*Por Caroline Domingues para a revista “BT Experience”

O desafio pode ser grande, mas calma, porque a ultramaratona não é um bicho de sete cabeças, feita só para atletas profissionais ou “super-heróis”. “O primeiro passo para quem quer participar de uma prova de longa distância é acreditar que é capaz. Depois, basta escolher uma travessia que inspire você de todas as maneiras”, explica a atleta Cristina Carvalho (seis vezes campeã do El Cruce Columbia) e treinadora da assessoria esportiva Núcleo Aventura. Segundo Cristina, se uma pessoa já realiza exercícios periodicamente, doze semanas é o tempo necessário para estar pronta para um ultradesafio. Por outro lado, se a pessoa é sedentária ou possui alguma restrição física, o período de preparação é de pelo menos um ano.

Participar de uma ultramaratona é, com certeza, um passo importante na vida do corredor, mas a decisão vem recheada de coisas boas: além de tornar-se uma missão divertida, por exemplo, de tentar concluir, no prazo de uma vida inteira, os dez desafios propostos pelo UTWT — ao se inscrever em uma prova de longa distância, você tem a chance de correr por lugares belíssimos e pode ainda conferir os grandes nomes da modalidade em ação, como o espanhol Kilian Jornet. Aos 27 anos, ele é atualmente o maior vencedor das corridas de montanha de longa distância.

Glórias à parte, a verdade seja dita: como em toda modalidade, é preciso cuidado para evitar lesões. Os ultramaratonistas fazem parte do grupo de corredores que mais perdem tempo de treinamento devido a lesões (quase 70%).O erro mais comum entre os novatos deste universo é o volume de treino. “As pessoas precisam entender que existe um limite para cada um em relação à assimilação do treinamento físico e, portanto, tudo que estiver acima dessa capacidade vai, em vez de agregar, consumir a condição física e comprometer o desafio”, explica Cristina. “Precisamos buscar qualidade no lugar de quantidade e estabelecer parâmetros que avaliem a assimilação dos treinos.”

ultramaratona preparação

BONS RESULTADOS

Incluir outros tipos de treinamento em uma planilha (que deve ser montada por um profissional qualificado, é claro!) também pode ajudar a atingir os resultados desejados. Um treino de fortalecimento muscular dos membros inferiores e superiores é importante. Muitos corredores de longa distância não têm afinidade com esse tipo de treinamento, porém, cada vez mais as pesquisas mostram que o preparo muscular pode tanto melhorar a performance quanto a economia de energia, além de auxiliar na prevenção de lesões”, explica o professor-doutor Carlos Pinfildi, da Universidade Federal de São Paulo.

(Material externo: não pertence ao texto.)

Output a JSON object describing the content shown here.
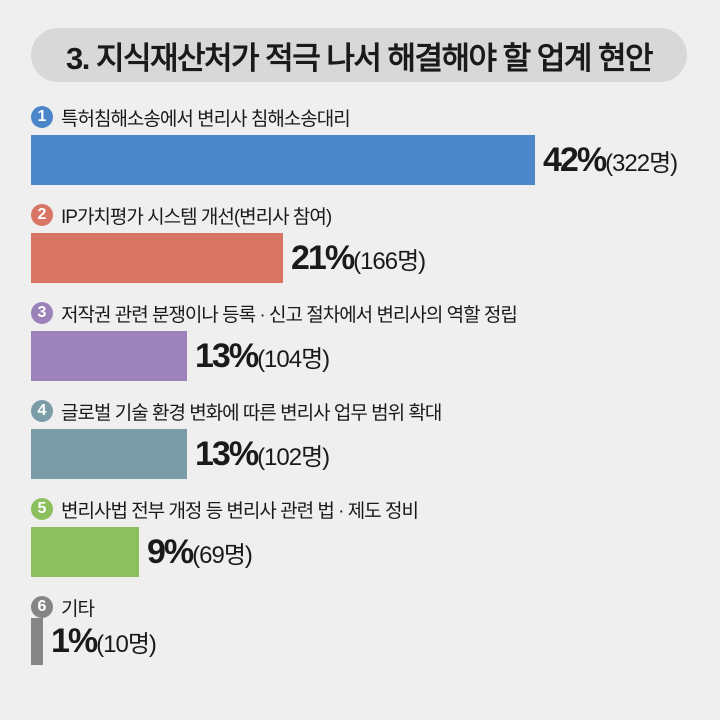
{
  "chart_data": {
    "type": "bar",
    "orientation": "horizontal",
    "title": "3. 지식재산처가 적극 나서 해결해야 할 업계 현안",
    "categories": [
      "특허침해소송에서 변리사 침해소송대리",
      "IP가치평가 시스템 개선(변리사 참여)",
      "저작권 관련 분쟁이나 등록 · 신고 절차에서 변리사의 역할 정립",
      "글로벌 기술 환경 변화에 따른 변리사 업무 범위 확대",
      "변리사법 전부 개정 등 변리사 관련 법 · 제도 정비",
      "기타"
    ],
    "numbers": [
      "1",
      "2",
      "3",
      "4",
      "5",
      "6"
    ],
    "values": [
      42,
      21,
      13,
      13,
      9,
      1
    ],
    "value_labels": [
      "42%",
      "21%",
      "13%",
      "13%",
      "9%",
      "1%"
    ],
    "counts": [
      322,
      166,
      104,
      102,
      69,
      10
    ],
    "count_labels": [
      "(322명)",
      "(166명)",
      "(104명)",
      "(102명)",
      "(69명)",
      " (10명)"
    ],
    "colors": [
      "#4a86c8",
      "#d87565",
      "#9b82b8",
      "#7a9ca6",
      "#8cbf5e",
      "#858585"
    ],
    "unit": "%",
    "grid": false
  }
}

Para Fernanda Maciel, a combinação é perfeita. “Meus treinos variam de 15 a 25 horas semanais. Também pratico bike speed no verão e, no inverno, esqui de montanha e escalada”, conta. “É muito importante ter outros esportes que gostamos para nos ajudar a progredir, não sofrer tanto impacto nos joelhos, tornozelos e pés, membros que a corrida exige muito”, completa a atleta, que acumula bons quilômetros com “extracompetições”, como o projeto White Flow. Nele, Fernanda corre ao mesmo tempo que promove uma ação social: propõe um desafio a várias entidades para arrecadar fundos e ajudar crianças com câncer. Nesse caso, ela voou até Santiago de Compostela, na Espanha, e correu os 900 quilômetros do Caminho (trilha para peregrinos) em dez dias. O desafio foi concluído com sucesso e o dinheiro foi direcionado às crianças.

Dicas para evitar lesões em ultramaratonas

MAIS CEDO OU MAIS TARDE?

Uma polêmica cabeluda também cerca o universo dos ultramaratonistas: as corridas de longa distância são, ou não, provas para corredores mais velhos? Para as atletas Fernanda e Manuela, a vantagem que o corredor mais velho leva sobre o iniciante é a experiência. “A ultra é um esporte para o corredor que já acumulou muitos quilômetros na vida, porque só assim ele poderá realmente aproveitar 100% da sua performance, do seu conhecimento mental, não se lesionar e voltar para casa com uma experiência bonita e valiosa”, comenta Fê Maciel.

Se para as atletas os corredores com currículos recheados possuem essa vantagem, para Cristina, que já viu e treinou inúmeros “novatos de ultra” com o planejamento certo e o acompanhamento de profissionais qualificados (isso inclui também um bom nutricionista), a experiência pode ser inesquecível. “A regra está mudando: a corrida vem atraindo mais jovens, porque correr é maravilhoso, amplia totalmente nossos horizontes. A ultra foi feita para todos que gostam e se determinam a fazer”, diz a coach. “Eu nunca tinha corrido mais que 21 quilômetros e resolvi me inscrever no El Cruce por diversão. Foi a melhor coisa que fiz. Treinei certinho e dei meu melhor, mas vi muita gente ficar pelo caminho”, lembra Lucas Franceschini, 25 anos, jornalista e corredor. “Meu objetivo era começar o ano tirando um item da minha lista de ‘coisas para fazer antes de morrer’ e foi o que eu fiz”, conclui, sentindo-se pronto para encarar qualquer piramba que apareça à sua frente.